Ces munitions existent déjà, pour la plupart, à l’état de prototype. Le pionnier français, en la matière, est le groupe Thales, dont le SAL équipe déjà trois munitions guidées dont les premiers tirs se sont montrés concluants. Ainsi, la roquette activée par induction et guidée par laser (RAIGL) a réussi ses premiers essais sur une bouée située à 3 600 mètres en mer dès juin 2014 et a atteint une cible mobile en juillet 2021. Pour sa part, la munition guidée de mortier de 120 mm (MGM-120) a atteint une cible à quatre kilomètres fin juin 2018 et à dix kilomètres fin 2019. Afin d’améliorer encore sa précision, il est proposé d’équiper ce produit d’un système GNSS, ce qui offrirait l’avantage de traiter, aussi, des objectifs fixes ou à l’arrêt en tirant sur de simples coordonnées. Enfin, Thales a également procédé à un largage de bombe d’appui tactique de 120 mm guidée par laser (BAT-120GL) en décembre 2019. L’intérêt des MGT-L étant de se caler sur une tache laser, il leur est possible de poursuivre un objectif mobile, comme un missile, ce qui constitue une avancée majeure.
La France se trouve donc dans la situation paradoxale de disposer de divers produits en cours de développement, mais de se trouver au point mort sur la plupart d’entre eux. En effet, la RAIGL entrera en service sur l’hélicoptère de combat Tigre début 2024 et pourrait, ensuite, équiper plusieurs autres vecteurs aériens (comme le système de drone tactique [SDT] Patroller par exemple), mais aussi des plates-formes terrestres (projet roquette sur véhicule [RSV]) ou maritimes. Quant à la MGM-120, tout sera prêt pour la tirer à partir du véhicule blindé multirôle/mortier embarqué pour l’appui au contact (VBMR/MEPAC) dès la mise en service opérationnel de ce dernier, courant 2024. De même, le SAL de Thales pourrait équiper d’autres MGT-L, comme l’obus Katana ou des obus de char de Nexter Arrowtech, par exemple.
En synthèse
Ambitieuse, la solution du guidage terminal laser aurait l’avantage non seulement de combler un déficit quantitatif en munitions déjà au catalogue, mais aussi d’offrir de nouvelles perspectives capacitaires et opérationnelles face à un adversaire supposé supérieur en nombre, le tout pour un coût d’acquisition bien inférieur à celui des missiles.

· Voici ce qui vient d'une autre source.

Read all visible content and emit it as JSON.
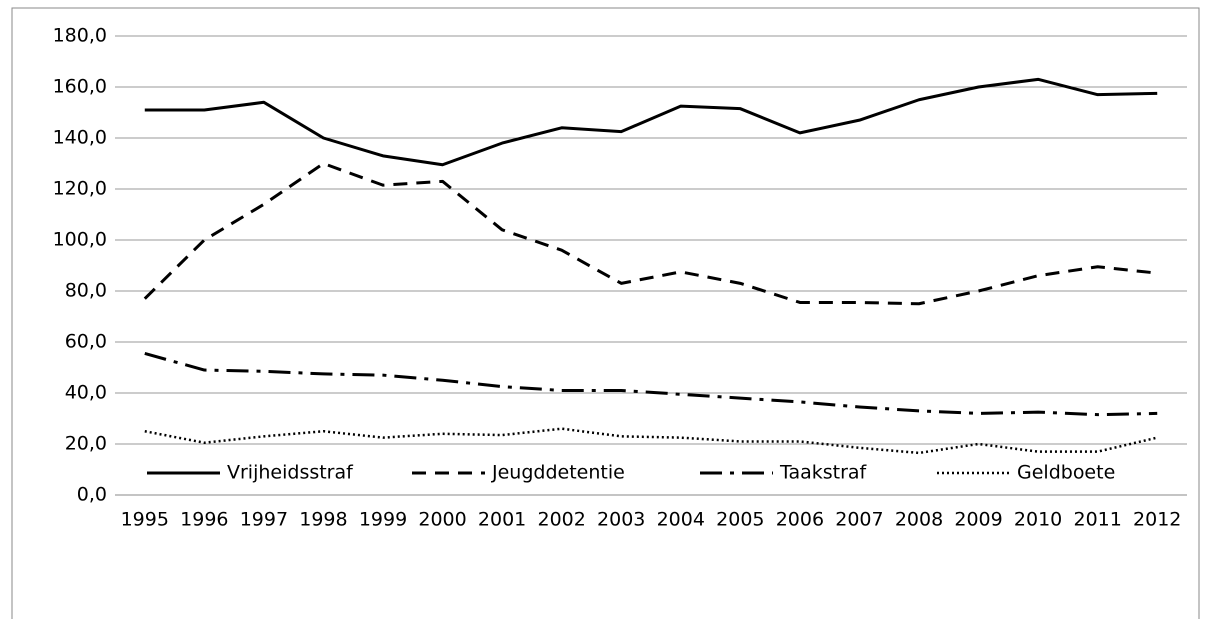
{
  "chart_data": {
    "type": "line",
    "categories": [
      "1995",
      "1996",
      "1997",
      "1998",
      "1999",
      "2000",
      "2001",
      "2002",
      "2003",
      "2004",
      "2005",
      "2006",
      "2007",
      "2008",
      "2009",
      "2010",
      "2011",
      "2012"
    ],
    "series": [
      {
        "name": "Vrijheidsstraf",
        "color": "#000000",
        "dash": "none",
        "values": [
          151,
          151,
          154,
          140,
          133,
          129.5,
          138,
          144,
          142.5,
          152.5,
          151.5,
          142,
          147,
          155,
          160,
          163,
          157,
          157.5
        ]
      },
      {
        "name": "Jeugddetentie",
        "color": "#000000",
        "dash": "14 9",
        "values": [
          77,
          100,
          114,
          130,
          121.5,
          123,
          104,
          96,
          83,
          87.5,
          83,
          75.5,
          75.5,
          75,
          80,
          86,
          89.5,
          87
        ]
      },
      {
        "name": "Taakstraf",
        "color": "#000000",
        "dash": "22 8 4 8",
        "values": [
          55.5,
          49,
          48.5,
          47.5,
          47,
          45,
          42.5,
          41,
          41,
          39.5,
          38,
          36.5,
          34.5,
          33,
          32,
          32.5,
          31.5,
          32
        ]
      },
      {
        "name": "Geldboete",
        "color": "#000000",
        "dash": "2 3",
        "values": [
          25,
          20.5,
          23,
          25,
          22.5,
          24,
          23.5,
          26,
          23,
          22.5,
          21,
          21,
          18.5,
          16.5,
          20,
          17,
          17,
          22.5
        ]
      }
    ],
    "ylim": [
      0,
      180
    ],
    "yticks": [
      {
        "value": 0,
        "label": "0,0"
      },
      {
        "value": 20,
        "label": "20,0"
      },
      {
        "value": 40,
        "label": "40,0"
      },
      {
        "value": 60,
        "label": "60,0"
      },
      {
        "value": 80,
        "label": "80,0"
      },
      {
        "value": 100,
        "label": "100,0"
      },
      {
        "value": 120,
        "label": "120,0"
      },
      {
        "value": 140,
        "label": "140,0"
      },
      {
        "value": 160,
        "label": "160,0"
      },
      {
        "value": 180,
        "label": "180,0"
      }
    ],
    "grid": true,
    "legend": "bottom"
  }
}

Cette solution pourrait également constituer la première étape vers une diversification ultérieure des modes d’acquisition des objectifs, par simple remplacement du SAL dans certaines MGT-L existantes ou par introduction, dans les nouvelles munitions, de modules infrarouges, thermiques ou autres. Enfin, la mise en œuvre de senseurs intégrant de l’intelligence artificielle n’est pas à exclure, la munition « choisissant » l’objectif le plus pertinent dans sa zone de manœuvre, toujours sous le contrôle de l’homme dans la boucle.
Nous sommes à la croisée des chemins, empruntons le bon.
Notes
(2) Le missile MHT de MBDA retenu pour armer les Tigre de l’ALAT (https://www.forcesoperations.com/le-missile-mht-de-mbda-retenu-pour-armer-les-tigre-de-lalat/)
Lexique
RSV : roquette sur véhicule
MMP : missile moyenne portée
MHT : missile haut de trame
MGT-L : munitions à guidage terminal laser
RAIGL : roquette activée par induction et guidée par laser
MGM-120 : munition guidée de mortier de 120 mm
GNSS : global navigation satellite system
BAT-120GL : bombe d’appui tactique de 120 mm guidée par laser
SDT : système de drone tactique
VBMR/MEPAC : véhicule blindé multirôle/mortier embarqué pour l’appui au contact
SAL : laser semi-actif
Légende de l’image en première page : Illustration de la future Munition guidée de mortier (MGM) 120 mm développée par Thales (site de La Ferté Saint-Aubin). Cette munition pourra être tirée à partir du mortier rayé tracté en dotation dans les régiments d’artillerie et depuis le mortier rayé embarqué qui armera le véhicule blindé Griffon dans sa version « MEPAC » (mortier embarqué pour l’appui au contact). Son guidage laser/GNSS lui procure une précision inférieure au mètre et sa portée sera de 15/17 km.